Frente a ello, aconsejan que los progenitores o adultos a cargo hablen, expliquen y ayuden a interpretar con lenguaje claro aquello que el niño ve. Algo así como contrarrestar el poder “dañino” de las imágenes, con el poder “salvador” de las palabras y del habla.
“El niño es un lector permanente de la realidad y no precisamente de aquello que los adultos queremos hacerles creer que sucede”, explica la psicoanalista Miriam Mazover, directora de Centro Dos, un centro integral de salud mental.
LA NECESIDAD DE HABLAR
“La forma en que las personas elaboramos las cargas pesadas de la vida es hablando, poniéndoles representación a esos estímulos fuertes, ya que, al nombrar algo, se le quita su fuerza traumática. Como el chico no elabora porque no cuenta aún con el bagaje necesario de palabras para nombrar lo que ve, es necesario que sean los adultos los que aporten o les donen esas palabras”, afirma.
Mediante juegos, relatos o cuentos, o ensayando una explicación de los sucesos sin mentir ni ahondar en detalles innecesarios se puede abordar la realidad de forma contenedora para el chico, aconseja.
“El niño necesita sentirse seguro, contenido y protegido por los padres. Esa es una condición indispensable para su salud emocional -advierte Mazover-. Si la palabra no está, el chico no elabora. Y todo lo que no se elabora, se repite y luego puede transformarse en un episodio conflictivo y hasta en un síntoma.”

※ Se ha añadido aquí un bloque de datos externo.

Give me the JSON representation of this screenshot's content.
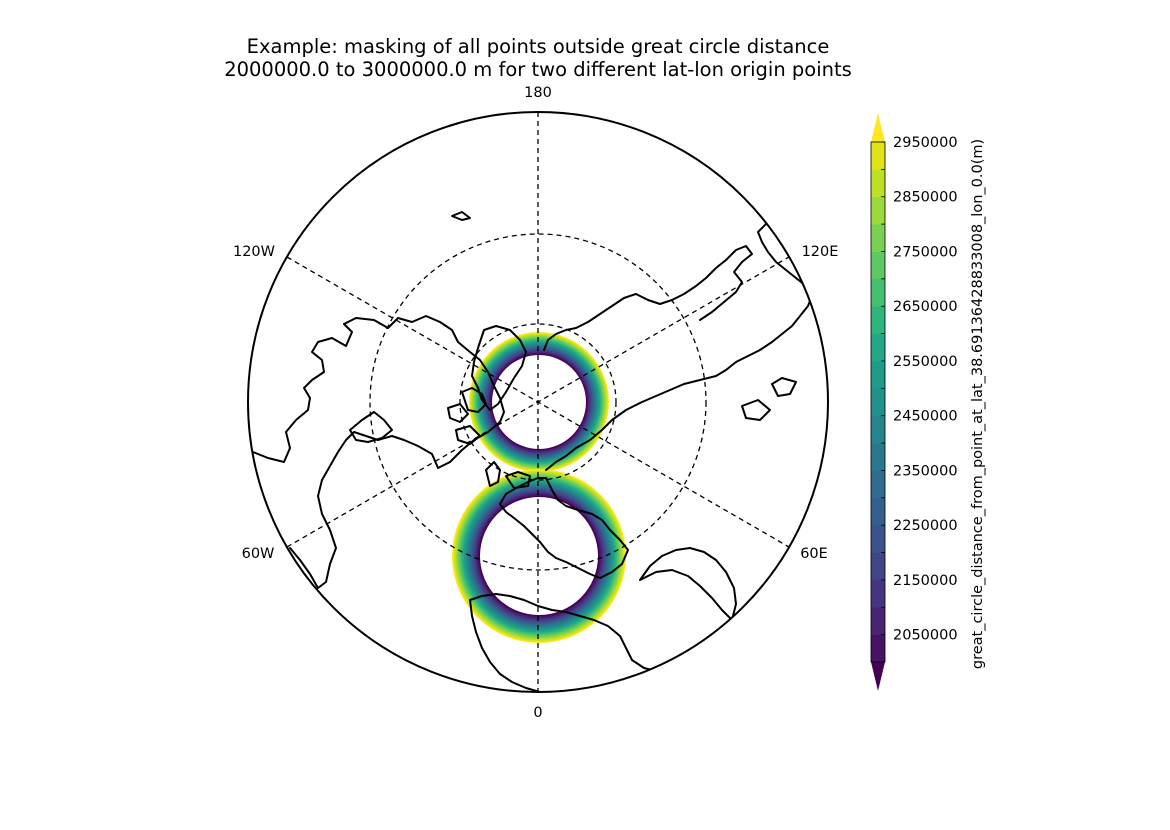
{
  "title_lines": [
    "Example: masking of all points outside great circle distance",
    "2000000.0 to 3000000.0 m for two different lat-lon origin points"
  ],
  "map": {
    "projection": "north polar stereographic",
    "lon_labels": {
      "top": "180",
      "bottom": "0",
      "upper_left": "120W",
      "upper_right": "120E",
      "lower_left": "60W",
      "lower_right": "60E"
    },
    "masked_rings": [
      {
        "origin": "north pole",
        "min_distance_m": 2000000,
        "max_distance_m": 3000000
      },
      {
        "origin": "lat 38.69 lon 0.0",
        "min_distance_m": 2000000,
        "max_distance_m": 3000000
      }
    ],
    "colors": {
      "coastline": "#000000",
      "graticule": "#000000",
      "background": "#ffffff"
    }
  },
  "colorbar": {
    "label": "great_circle_distance_from_point_at_lat_38.69136428833008_lon_0.0(m)",
    "tick_labels": [
      "2950000",
      "2850000",
      "2750000",
      "2650000",
      "2550000",
      "2450000",
      "2350000",
      "2250000",
      "2150000",
      "2050000"
    ],
    "levels": [
      2000000,
      2050000,
      2100000,
      2150000,
      2200000,
      2250000,
      2300000,
      2350000,
      2400000,
      2450000,
      2500000,
      2550000,
      2600000,
      2650000,
      2700000,
      2750000,
      2800000,
      2850000,
      2900000,
      2950000
    ],
    "extend": "both",
    "colormap": "viridis",
    "colors": [
      "#440154",
      "#471365",
      "#482475",
      "#463480",
      "#414487",
      "#3b528b",
      "#355f8d",
      "#2f6c8e",
      "#2a788e",
      "#25848e",
      "#21918c",
      "#1e9c89",
      "#22a884",
      "#2fb47c",
      "#44bf70",
      "#5ec962",
      "#7ad151",
      "#9bd93c",
      "#bddf26",
      "#dfe318",
      "#fde725"
    ]
  }
}
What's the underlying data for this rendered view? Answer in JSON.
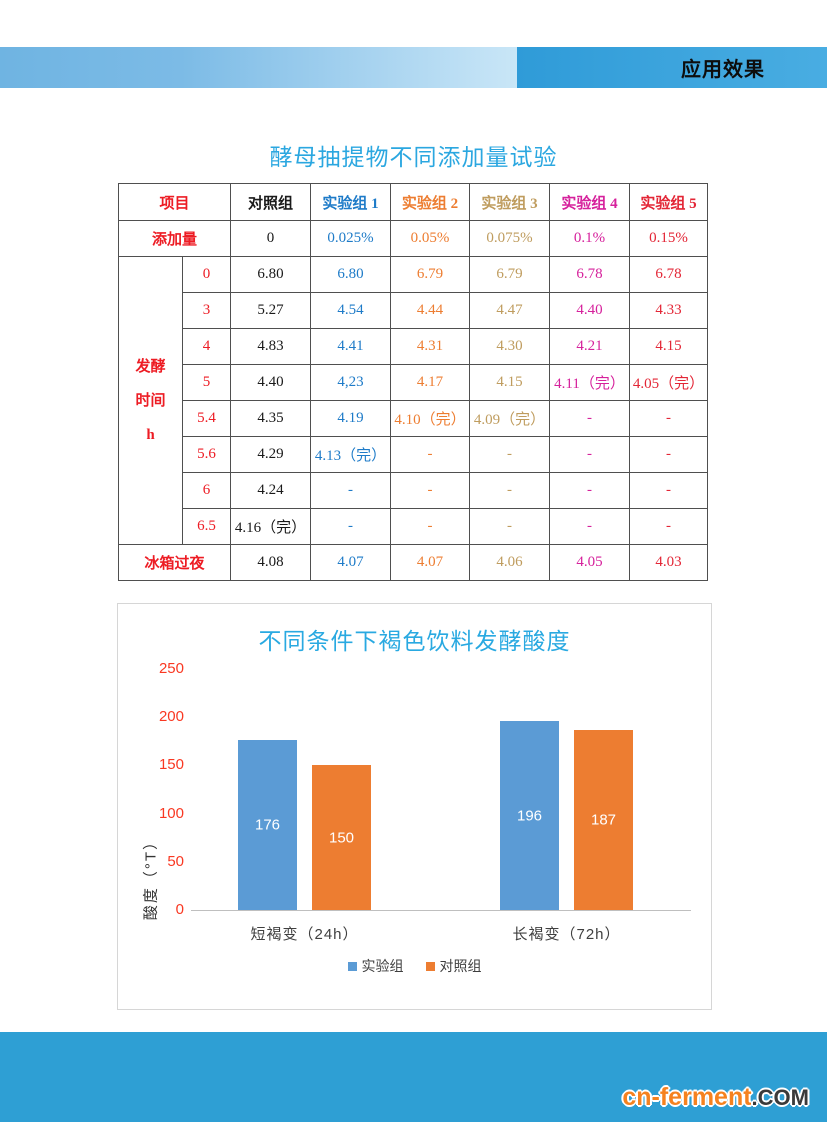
{
  "header": {
    "title": "应用效果"
  },
  "section_title": "酵母抽提物不同添加量试验",
  "footer": {
    "brand": "cn-ferment",
    "brand_suffix": ".COM"
  },
  "colors": {
    "band_blue": "#2f9bd8",
    "band_light_blue": "#c9e6f7",
    "footer_blue": "#2e9fd4",
    "title_blue": "#2ba7e0",
    "brand_orange": "#f5821f",
    "tick_red": "#f93822"
  },
  "table": {
    "columns": [
      "项目",
      "对照组",
      "实验组 1",
      "实验组 2",
      "实验组 3",
      "实验组 4",
      "实验组 5"
    ],
    "data_column_colors": [
      "#1a1a1a",
      "#1e7bc8",
      "#ed7d31",
      "#bf9c5e",
      "#d6219c",
      "#e32636"
    ],
    "label_color": "#ed1c24",
    "addition": {
      "label": "添加量",
      "values": [
        "0",
        "0.025%",
        "0.05%",
        "0.075%",
        "0.1%",
        "0.15%"
      ]
    },
    "time_block": {
      "label_lines": [
        "发酵",
        "时间",
        "h"
      ],
      "rows": [
        {
          "time": "0",
          "values": [
            "6.80",
            "6.80",
            "6.79",
            "6.79",
            "6.78",
            "6.78"
          ]
        },
        {
          "time": "3",
          "values": [
            "5.27",
            "4.54",
            "4.44",
            "4.47",
            "4.40",
            "4.33"
          ]
        },
        {
          "time": "4",
          "values": [
            "4.83",
            "4.41",
            "4.31",
            "4.30",
            "4.21",
            "4.15"
          ]
        },
        {
          "time": "5",
          "values": [
            "4.40",
            "4,23",
            "4.17",
            "4.15",
            "4.11（完）",
            "4.05（完）"
          ]
        },
        {
          "time": "5.4",
          "values": [
            "4.35",
            "4.19",
            "4.10（完）",
            "4.09（完）",
            "-",
            "-"
          ]
        },
        {
          "time": "5.6",
          "values": [
            "4.29",
            "4.13（完）",
            "-",
            "-",
            "-",
            "-"
          ]
        },
        {
          "time": "6",
          "values": [
            "4.24",
            "-",
            "-",
            "-",
            "-",
            "-"
          ]
        },
        {
          "time": "6.5",
          "values": [
            "4.16（完）",
            "-",
            "-",
            "-",
            "-",
            "-"
          ]
        }
      ]
    },
    "overnight": {
      "label": "冰箱过夜",
      "values": [
        "4.08",
        "4.07",
        "4.07",
        "4.06",
        "4.05",
        "4.03"
      ]
    }
  },
  "chart_data": {
    "type": "bar",
    "title": "不同条件下褐色饮料发酵酸度",
    "categories": [
      "短褐变（24h）",
      "长褐变（72h）"
    ],
    "series": [
      {
        "name": "实验组",
        "color": "#5b9bd5",
        "values": [
          176,
          196
        ]
      },
      {
        "name": "对照组",
        "color": "#ed7d31",
        "values": [
          150,
          187
        ]
      }
    ],
    "ylabel": "酸度（°T）",
    "ylim": [
      0,
      250
    ],
    "yticks": [
      0,
      50,
      100,
      150,
      200,
      250
    ],
    "tick_color": "#f93822",
    "grid": false,
    "legend_position": "bottom"
  }
}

Las consultas por este tipo de cuestiones hoy no hacen un número para sopesar, reconoce, por su parte, el doctor José Sahovaler, especialista en infancia y tecnología. “Pero si en esa temática -dice- incluimos las imágenes de violencia desmedida y altísimo erotismo en un seno familiar donde todo se da por entendido y digerido, es más que probable que el niño se sienta internamente desamparado.”
En el caso de los prepúberes, de entre 10 y 12 años, otro punto para tener en cuenta, según Sahovaler, apunta a cómo los propios padres asimilan el acontecer exterior: “Si en la casa, cuando se ve el noticiero, impera un clima de pavor, el chico se va a hacer eco de ese clima familiar. Hay en su psiquis una asimilación interpretada entre lo que ve, lo que percibe de los demás y lo que siente”.

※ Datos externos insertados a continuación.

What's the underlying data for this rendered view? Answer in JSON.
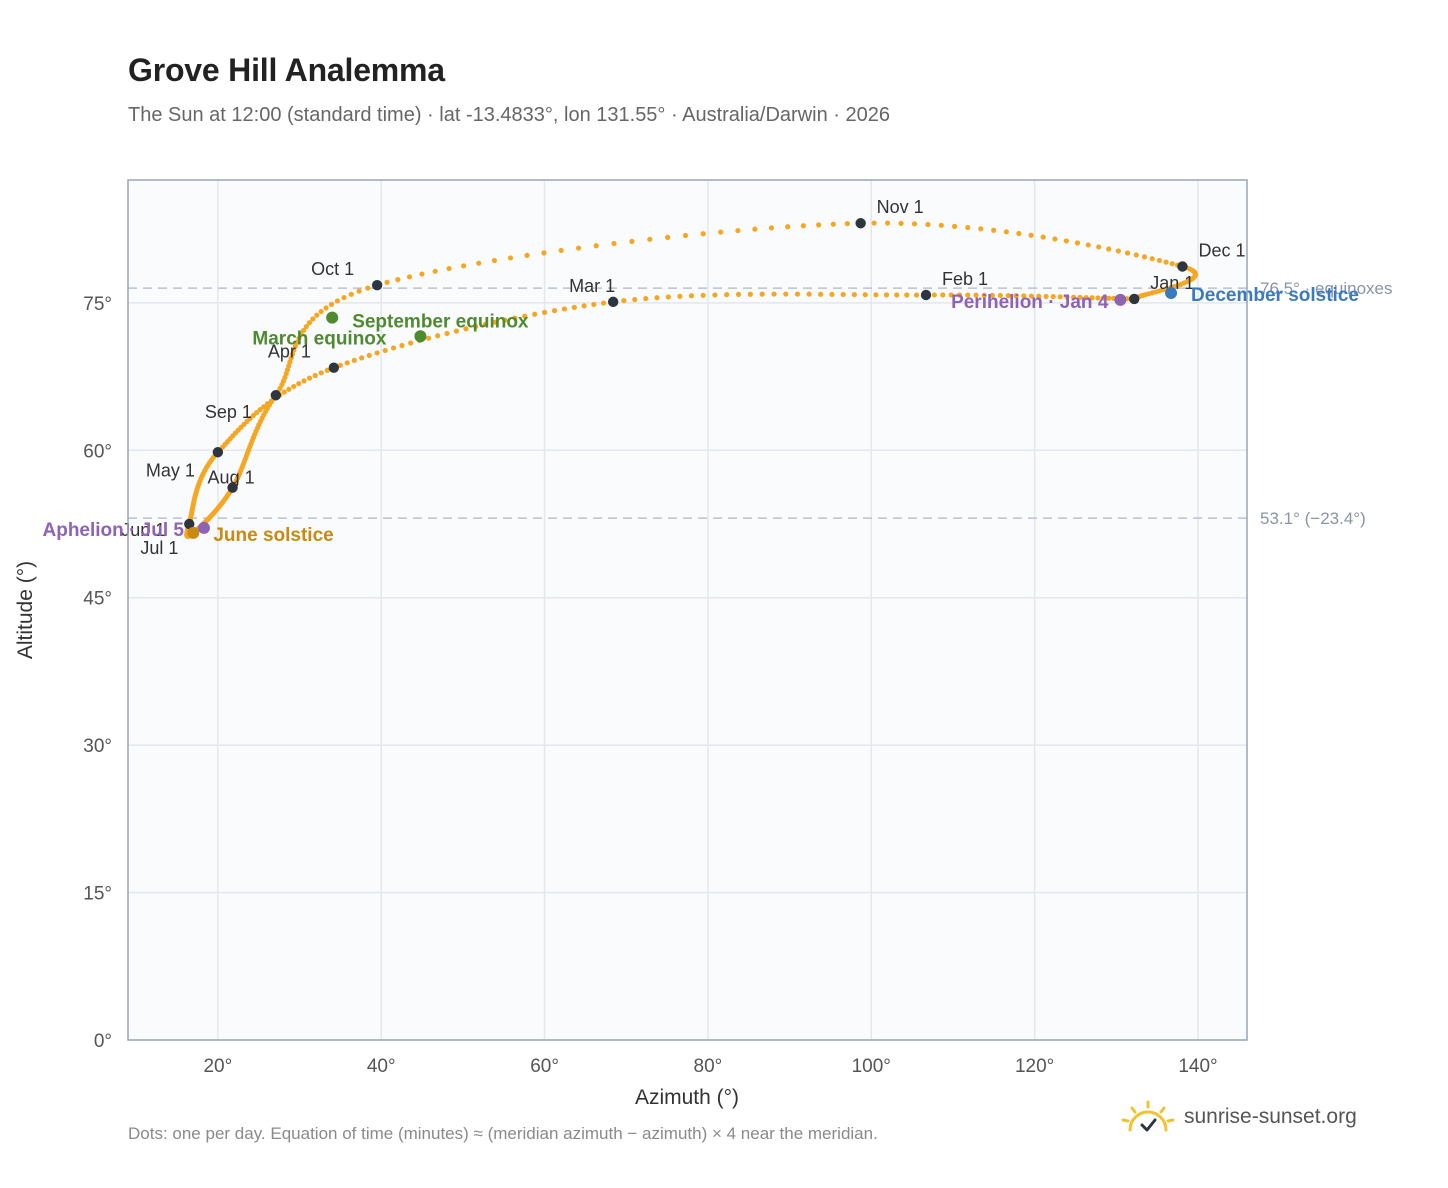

Eva Rotenberg, directora de Escuela para Padres, sostiene que el poder traumático de ciertas imágenes en el niño se debe a que su impacto trasciende lo que el niño puede entender.

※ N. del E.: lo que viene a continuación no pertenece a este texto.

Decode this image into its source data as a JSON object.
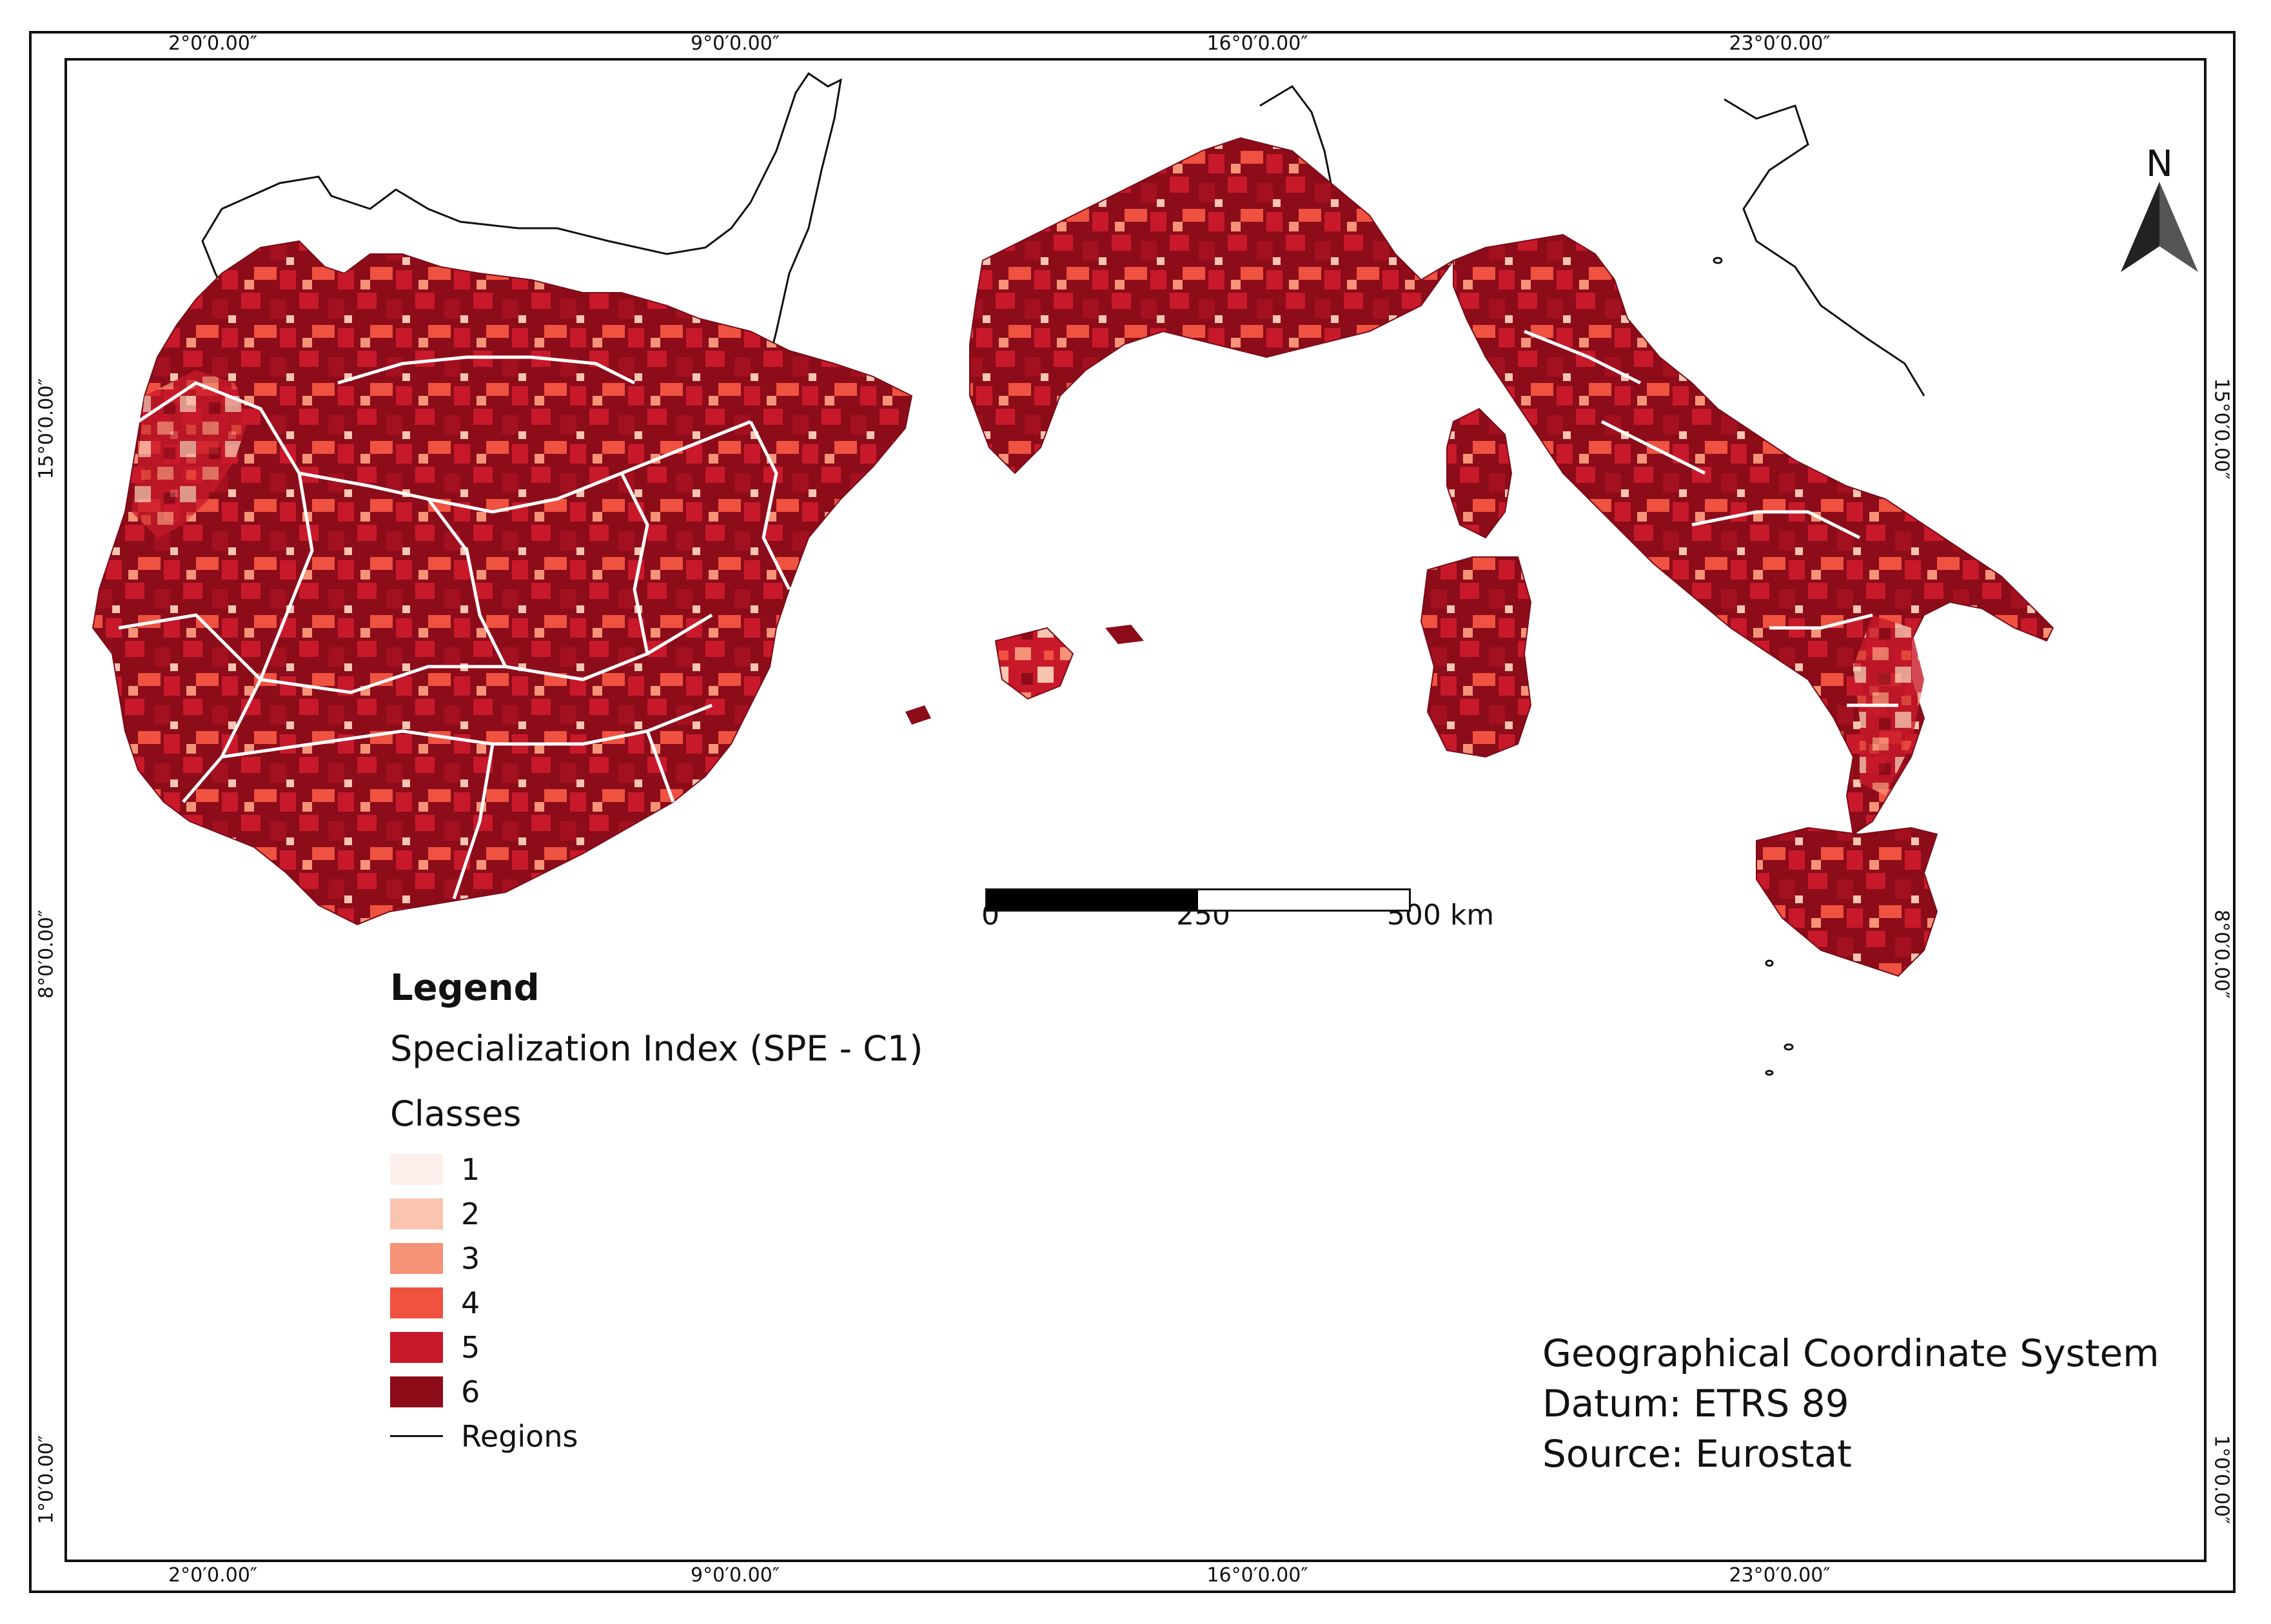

“Son imágenes que a hasta a los adultos nos cuesta digerir. Pero en el niño potencian, además, las angustias de su vida real. Por eso -afirma-, es bueno también preguntarles qué entendieron con lo que vieron, deslizar que aquello tan traumático sucede lejos y que son pocas las posibilidades de que lo afecten a él y a sus seres queridos.”